Magda’s upper lip curled. “Nothing. I had a lovely one. He never used his being a man against me though.”
“Is that why you left Tintar?” I asked.
The old woman eyed me. “Yes and no. Torm’s father was a bitter old bastard, his prick half bent by anger, but he knew he had no answers to his problems. The land, forty or so winters past, was dying.
His sharecroppers could yield nothing from the earth.
And so, behind the back of Father Kenneth, a nasty man cut from the same cloth as your Starling, the old lord wrote to the city of Pikestully, had a letter carried right up to the grand bluff keep and my Mother’s temple, delivered to the archpriestess of earth magic, begging for help from someone from the temple.
And the archpriestess sent me, because she sensed I was regretting my being an acolyte. ”
“You were never ordained as a priestess?” I asked.
Magda shook her head. “I trained as a midwife in a fishing village south of Pikestully. But I wanted to see more of the world, so I traveled to my country’s capital and explained at the earth temple I had a knack for tonics.
They said I had some soil magic in me, my penchant.
But it was not four seasons before I realized my mistake.
I did not want to live in a city, no matter how grand it was or how close to the sea. So I came here to heal the land.”
“What did you do to it?” Rowena asked.
“I read it like a book.”
“What do you mean?
“I mean I bled a little into the fields and gave my Mother my blood. A little cost required by the jealous fates that wanted to separate god and child. When she tasted my blood, a drop or two, she was able to speak to me in my mind, and she showed me what the fields needed.”
“What was that?” I asked.
“Crystals.
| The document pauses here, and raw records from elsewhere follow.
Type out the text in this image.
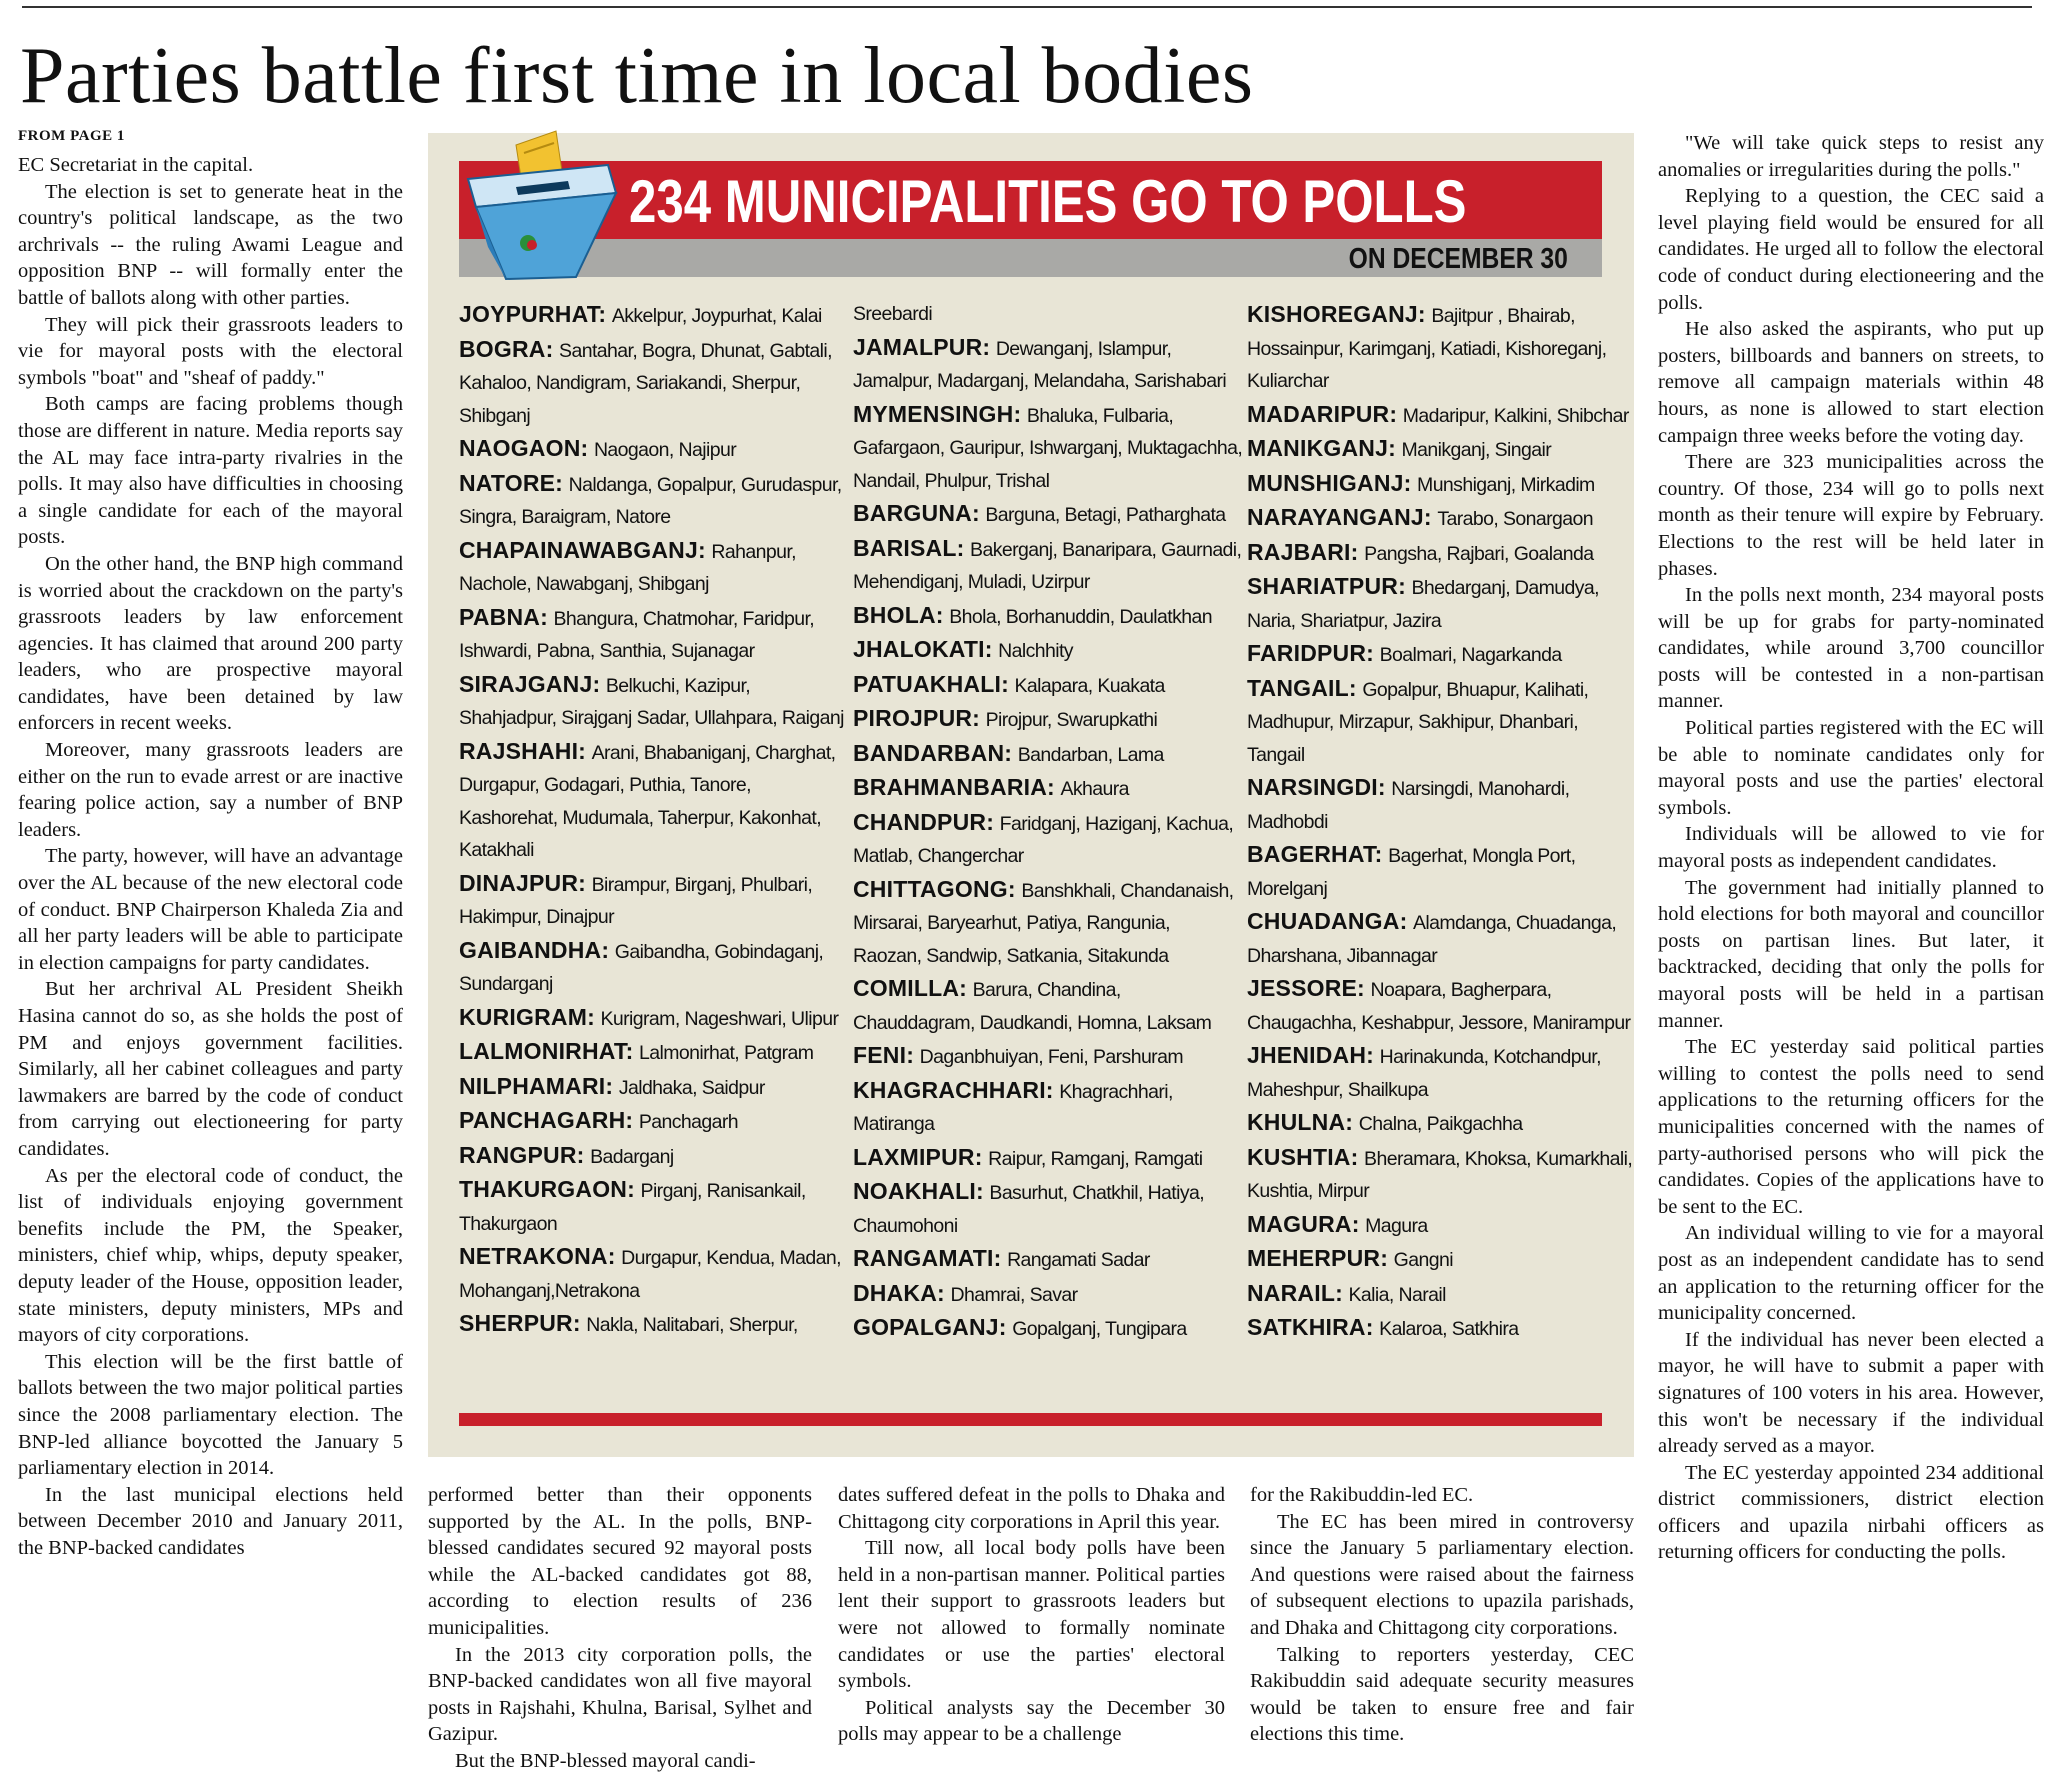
Parties battle first time in local bodies
FROM PAGE 1

EC Secretariat in the capital.

The election is set to generate heat in the country's political landscape, as the two archrivals -- the ruling Awami League and opposition BNP -- will formally enter the battle of ballots along with other parties.

They will pick their grassroots leaders to vie for mayoral posts with the electoral symbols "boat" and "sheaf of paddy."

Both camps are facing problems though those are different in nature. Media reports say the AL may face intra-party rivalries in the polls. It may also have difficulties in choosing a single candidate for each of the mayoral posts.

On the other hand, the BNP high command is worried about the crackdown on the party's grassroots leaders by law enforcement agencies. It has claimed that around 200 party leaders, who are prospective mayoral candidates, have been detained by law enforcers in recent weeks.

Moreover, many grassroots leaders are either on the run to evade arrest or are inactive fearing police action, say a number of BNP leaders.

The party, however, will have an advantage over the AL because of the new electoral code of conduct. BNP Chairperson Khaleda Zia and all her party leaders will be able to participate in election campaigns for party candidates.

But her archrival AL President Sheikh Hasina cannot do so, as she holds the post of PM and enjoys government facilities. Similarly, all her cabinet colleagues and party lawmakers are barred by the code of conduct from carrying out electioneering for party candidates.

As per the electoral code of conduct, the list of individuals enjoying government benefits include the PM, the Speaker, ministers, chief whip, whips, deputy speaker, deputy leader of the House, opposition leader, state ministers, deputy ministers, MPs and mayors of city corporations.

This election will be the first battle of ballots between the two major political parties since the 2008 parliamentary election. The BNP-led alliance boycotted the January 5 parliamentary election in 2014.

In the last municipal elections held between December 2010 and January 2011, the BNP-backed candidates

234 MUNICIPALITIES GO TO POLLS
ON DECEMBER 30
JOYPURHAT: Akkelpur, Joypurhat, Kalai
BOGRA: Santahar, Bogra, Dhunat, Gabtali, Kahaloo, Nandigram, Sariakandi, Sherpur, Shibganj
NAOGAON: Naogaon, Najipur
NATORE: Naldanga, Gopalpur, Gurudaspur, Singra, Baraigram, Natore
CHAPAINAWABGANJ: Rahanpur, Nachole, Nawabganj, Shibganj
PABNA: Bhangura, Chatmohar, Faridpur, Ishwardi, Pabna, Santhia, Sujanagar
SIRAJGANJ: Belkuchi, Kazipur, Shahjadpur, Sirajganj Sadar, Ullahpara, Raiganj
RAJSHAHI: Arani, Bhabaniganj, Charghat, Durgapur, Godagari, Puthia, Tanore, Kashorehat, Mudumala, Taherpur, Kakonhat, Katakhali
DINAJPUR: Birampur, Birganj, Phulbari, Hakimpur, Dinajpur
GAIBANDHA: Gaibandha, Gobindaganj, Sundarganj
KURIGRAM: Kurigram, Nageshwari, Ulipur
LALMONIRHAT: Lalmonirhat, Patgram
NILPHAMARI: Jaldhaka, Saidpur
PANCHAGARH: Panchagarh
RANGPUR: Badarganj
THAKURGAON: Pirganj, Ranisankail, Thakurgaon
NETRAKONA: Durgapur, Kendua, Madan, Mohanganj,Netrakona
SHERPUR: Nakla, Nalitabari, Sherpur,
Sreebardi
JAMALPUR: Dewanganj, Islampur, Jamalpur, Madarganj, Melandaha, Sarishabari
MYMENSINGH: Bhaluka, Fulbaria, Gafargaon, Gauripur, Ishwarganj, Muktagachha, Nandail, Phulpur, Trishal
BARGUNA: Barguna, Betagi, Patharghata
BARISAL: Bakerganj, Banaripara, Gaurnadi, Mehendiganj, Muladi, Uzirpur
BHOLA: Bhola, Borhanuddin, Daulatkhan
JHALOKATI: Nalchhity
PATUAKHALI: Kalapara, Kuakata
PIROJPUR: Pirojpur, Swarupkathi
BANDARBAN: Bandarban, Lama
BRAHMANBARIA: Akhaura
CHANDPUR: Faridganj, Haziganj, Kachua, Matlab, Changerchar
CHITTAGONG: Banshkhali, Chandanaish, Mirsarai, Baryearhut, Patiya, Rangunia, Raozan, Sandwip, Satkania, Sitakunda
COMILLA: Barura, Chandina, Chauddagram, Daudkandi, Homna, Laksam
FENI: Daganbhuiyan, Feni, Parshuram
KHAGRACHHARI: Khagrachhari, Matiranga
LAXMIPUR: Raipur, Ramganj, Ramgati
NOAKHALI: Basurhut, Chatkhil, Hatiya, Chaumohoni
RANGAMATI: Rangamati Sadar
DHAKA: Dhamrai, Savar
GOPALGANJ: Gopalganj, Tungipara
KISHOREGANJ: Bajitpur , Bhairab, Hossainpur, Karimganj, Katiadi, Kishoreganj, Kuliarchar
MADARIPUR: Madaripur, Kalkini, Shibchar
MANIKGANJ: Manikganj, Singair
MUNSHIGANJ: Munshiganj, Mirkadim
NARAYANGANJ: Tarabo, Sonargaon
RAJBARI: Pangsha, Rajbari, Goalanda
SHARIATPUR: Bhedarganj, Damudya, Naria, Shariatpur, Jazira
FARIDPUR: Boalmari, Nagarkanda
TANGAIL: Gopalpur, Bhuapur, Kalihati, Madhupur, Mirzapur, Sakhipur, Dhanbari, Tangail
NARSINGDI: Narsingdi, Manohardi, Madhobdi
BAGERHAT: Bagerhat, Mongla Port, Morelganj
CHUADANGA: Alamdanga, Chuadanga, Dharshana, Jibannagar
JESSORE: Noapara, Bagherpara, Chaugachha, Keshabpur, Jessore, Manirampur
JHENIDAH: Harinakunda, Kotchandpur, Maheshpur, Shailkupa
KHULNA: Chalna, Paikgachha
KUSHTIA: Bheramara, Khoksa, Kumarkhali, Kushtia, Mirpur
MAGURA: Magura
MEHERPUR: Gangni
NARAIL: Kalia, Narail
SATKHIRA: Kalaroa, Satkhira

performed better than their opponents supported by the AL. In the polls, BNP-blessed candidates secured 92 mayoral posts while the AL-backed candidates got 88, according to election results of 236 municipalities.

In the 2013 city corporation polls, the BNP-backed candidates won all five mayoral posts in Rajshahi, Khulna, Barisal, Sylhet and Gazipur.

But the BNP-blessed mayoral candi-

dates suffered defeat in the polls to Dhaka and Chittagong city corporations in April this year.

Till now, all local body polls have been held in a non-partisan manner. Political parties lent their support to grassroots leaders but were not allowed to formally nominate candidates or use the parties' electoral symbols.

Political analysts say the December 30 polls may appear to be a challenge

for the Rakibuddin-led EC.

The EC has been mired in controversy since the January 5 parliamentary election. And questions were raised about the fairness of subsequent elections to upazila parishads, and Dhaka and Chittagong city corporations.

Talking to reporters yesterday, CEC Rakibuddin said adequate security measures would be taken to ensure free and fair elections this time.

"We will take quick steps to resist any anomalies or irregularities during the polls."

Replying to a question, the CEC said a level playing field would be ensured for all candidates. He urged all to follow the electoral code of conduct during electioneering and the polls.

He also asked the aspirants, who put up posters, billboards and banners on streets, to remove all campaign materials within 48 hours, as none is allowed to start election campaign three weeks before the voting day.

There are 323 municipalities across the country. Of those, 234 will go to polls next month as their tenure will expire by February. Elections to the rest will be held later in phases.

In the polls next month, 234 mayoral posts will be up for grabs for party-nominated candidates, while around 3,700 councillor posts will be contested in a non-partisan manner.

Political parties registered with the EC will be able to nominate candidates only for mayoral posts and use the parties' electoral symbols.

Individuals will be allowed to vie for mayoral posts as independent candidates.

The government had initially planned to hold elections for both mayoral and councillor posts on partisan lines. But later, it backtracked, deciding that only the polls for mayoral posts will be held in a partisan manner.

The EC yesterday said political parties willing to contest the polls need to send applications to the returning officers for the municipalities concerned with the names of party-authorised persons who will pick the candidates. Copies of the applications have to be sent to the EC.

An individual willing to vie for a mayoral post as an independent candidate has to send an application to the returning officer for the municipality concerned.

If the individual has never been elected a mayor, he will have to submit a paper with signatures of 100 voters in his area. However, this won't be necessary if the individual already served as a mayor.

The EC yesterday appointed 234 additional district commissioners, district election officers and upazila nirbahi officers as returning officers for conducting the polls.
Sulfur crystals. I had Torm’s father send away to the mines of Eccleston. His fields had become acidic, like a poisonous hand choking any growth. And simply adding sulfur crystals to the topsoil reduced that poison. Magic likely saved this place from famine.”
“She spoke to you?” I asked.
Magda shook her head. “She gave me a vision in my mind. And I had studied soils, so I knew. It was half magic, half knowledge.”
“Is that how you met your husband?” I asked.
She nodded. “Yes. But he wasn’t a sharecropper.
This was his little farm. He was a bachelor and established and much sought after in those days.
Every widow was after him, every girl with a pretty face.
They did not care for his loving the Tintarian pagan woman who was nearing her thirtieth winter and rather homely. ”
“And you stayed, and he married you?”
“Yes. And this place needed a midwife badly. I felt compelled to be here. And I had the advantage of his land being next to the sanctuary of my goddess.”